John Keeble (1711 – 24 December 1786) was an English organist, composer and writer on music.

==Life==
Keeble was born in 1711 in Chichester, and was chorister at Chichester Cathedral under Thomas Kelway. In 1734–1735 Keeble, with William Boyce, John Travers and others, attended Johann Christoph Pepusch's lectures, which gave him an enduring interest in Greek musical theory.

He was appointed in 1737 as organist of St George's, Hanover Square in London, successor to Thomas Roseingrave. Keeble was also organist at Ranelagh Gardens, from the opening in 1742. As a teacher of the harpsichord he had many pupils.

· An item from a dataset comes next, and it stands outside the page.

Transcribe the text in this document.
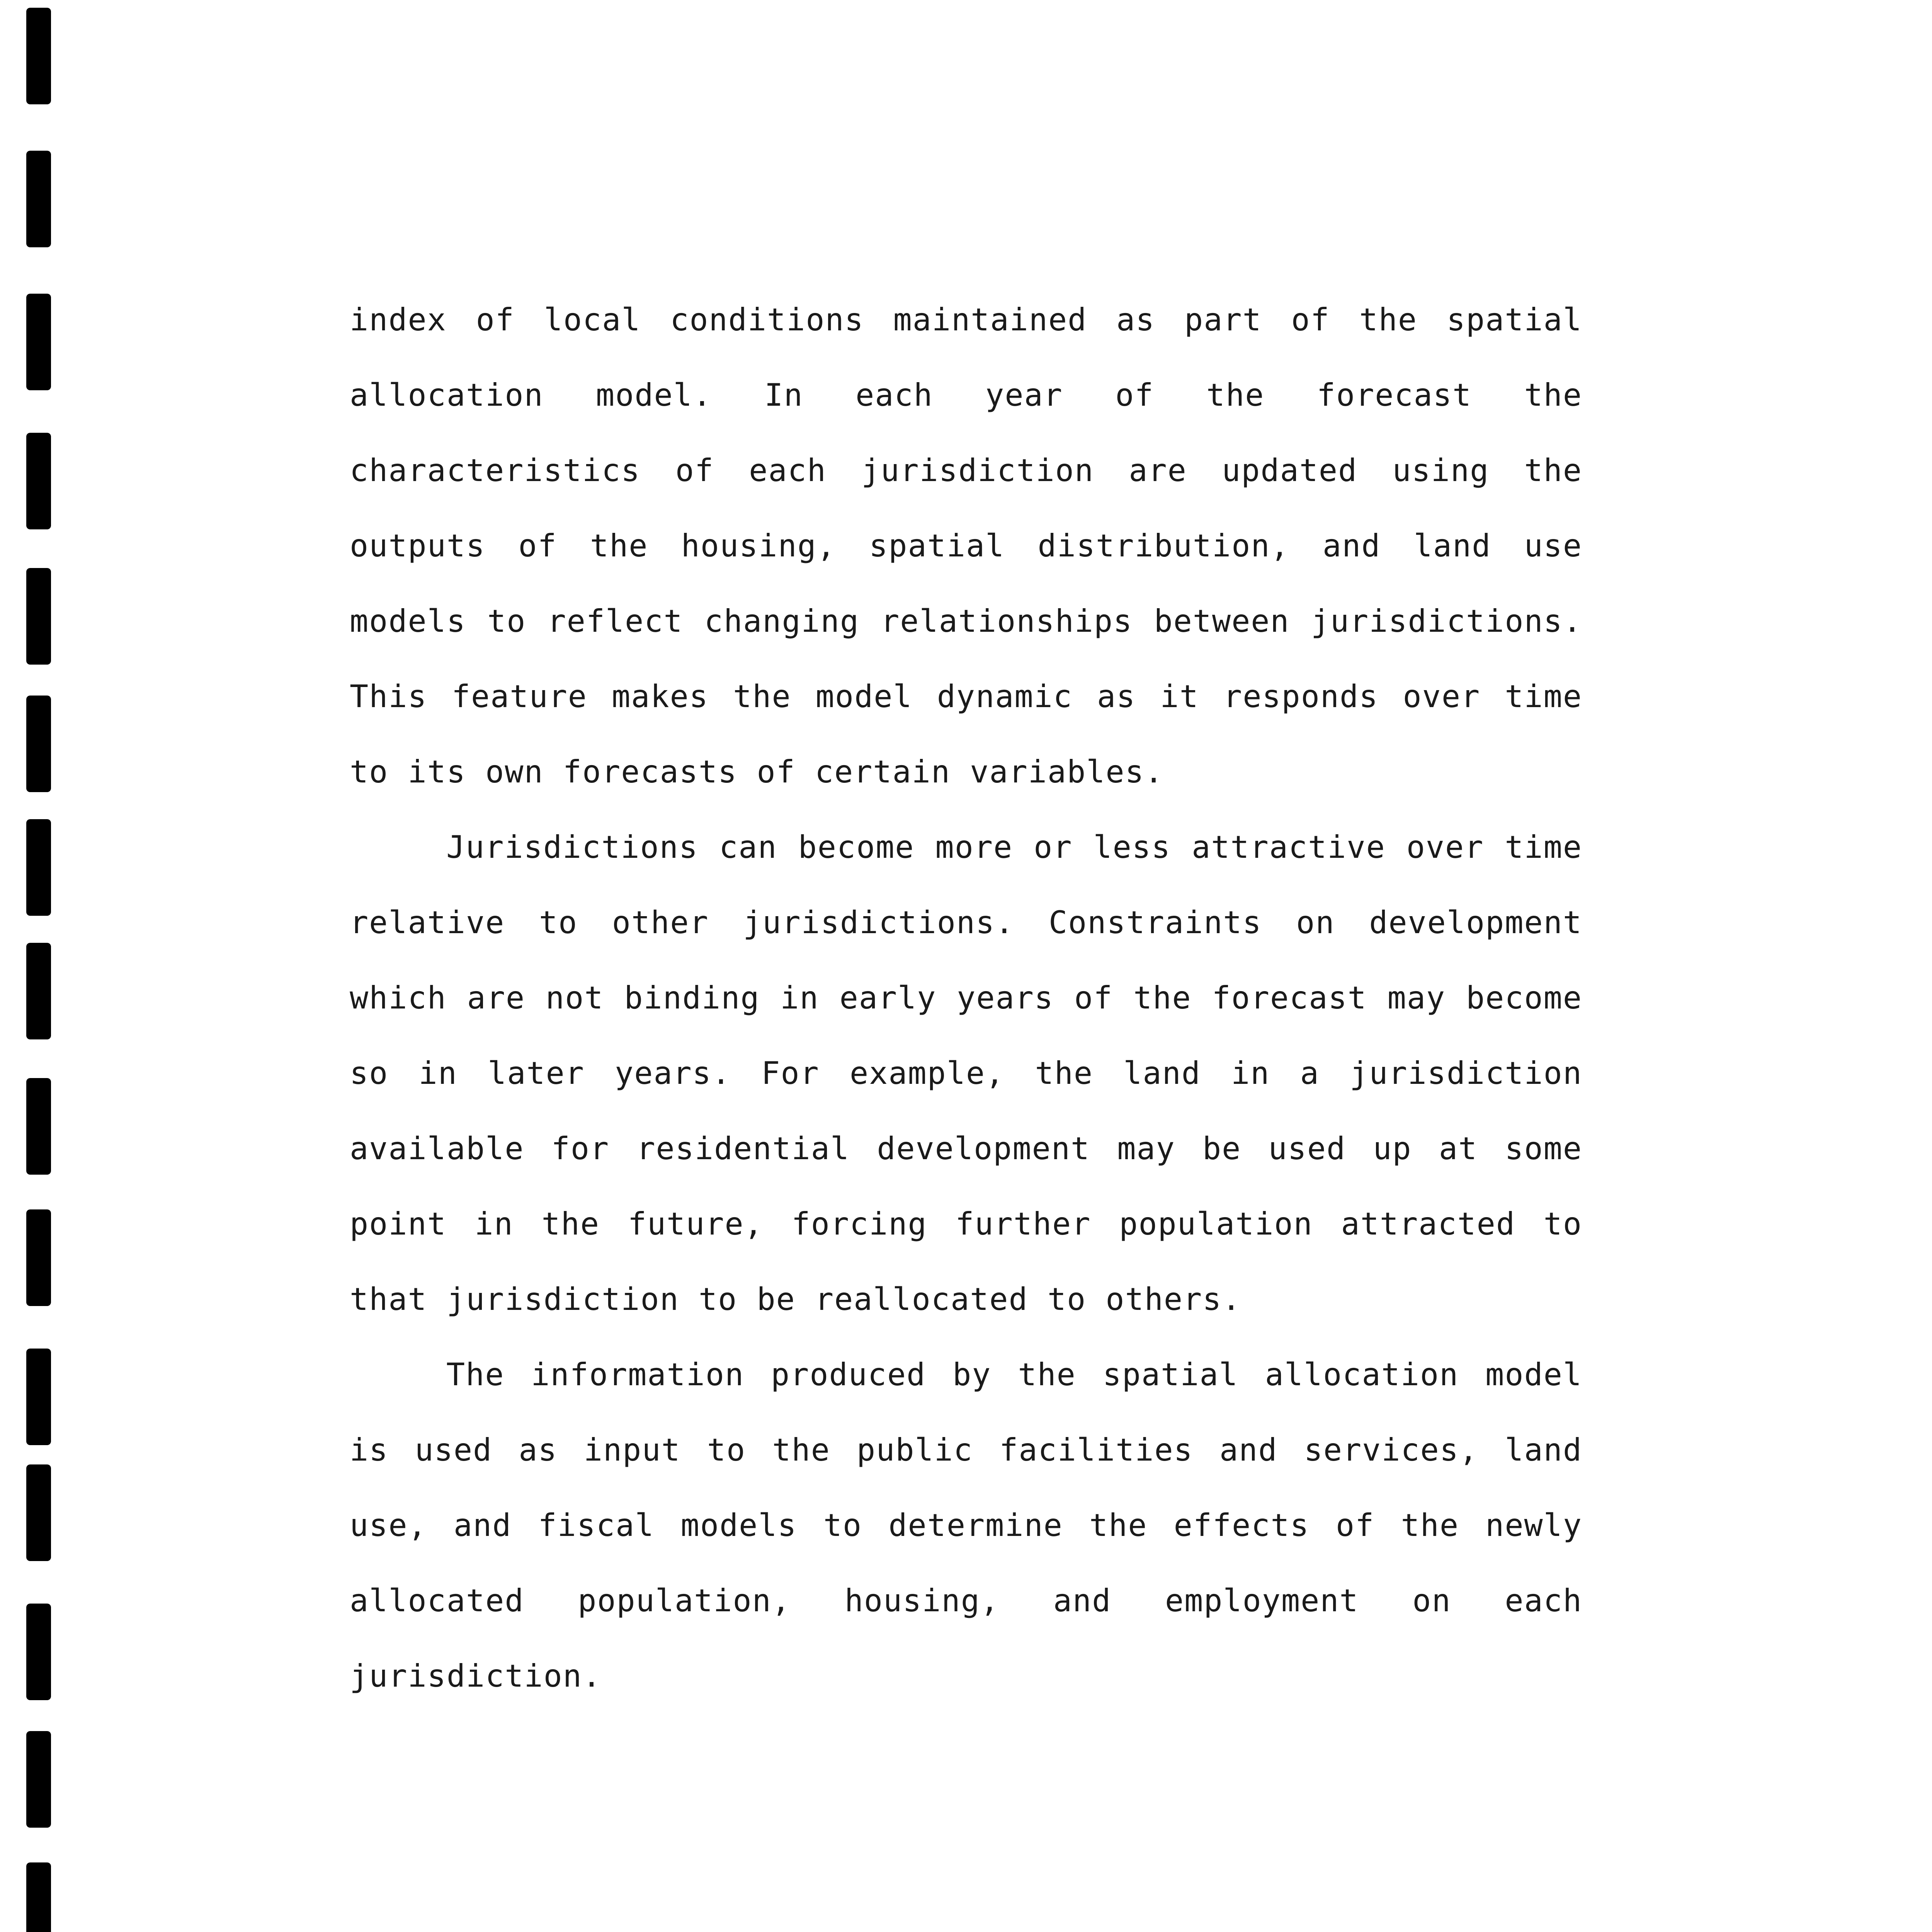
index of local conditions maintained as part of the spatial allocation model. In each year of the forecast the characteristics of each jurisdiction are updated using the outputs of the housing, spatial distribution, and land use models to reflect changing relationships between jurisdictions. This feature makes the model dynamic as it responds over time to its own forecasts of certain variables.

Jurisdictions can become more or less attractive over time relative to other jurisdictions. Constraints on development which are not binding in early years of the forecast may become so in later years. For example, the land in a jurisdiction available for residential development may be used up at some point in the future, forcing further population attracted to that jurisdiction to be reallocated to others.

The information produced by the spatial allocation model is used as input to the public facilities and services, land use, and fiscal models to determine the effects of the newly allocated population, housing, and employment on each jurisdiction.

He married Hannah Painter in 1747, at St Botolph-without-Bishopsgate. Keeble died in 1786 at his house in Conduit Street, London, and was buried, according to his wish, at the parish church of Ramsholt in Suffolk, by the side of his wife.

==Works==
- Select pieces for the organ or harpsichord: four sets of six pieces, 1777–1778.
- The Theory of Harmonics, or an Illustration of the Grecian Harmonica, 1784. Part i. deals with the systems of Euclid, Aristoxenus and Bacchius; part ii. with the doctrine of the Ratio, and the explanation of the two diagrams of the Gaudentius and the Pythagorean numbers in Nicomachus.
- Forty Interludes to be played between the verses of the Psalms, 1795: 25 are by Keeble and 15 by Jacob Kirkman, who succeeded him at St George's.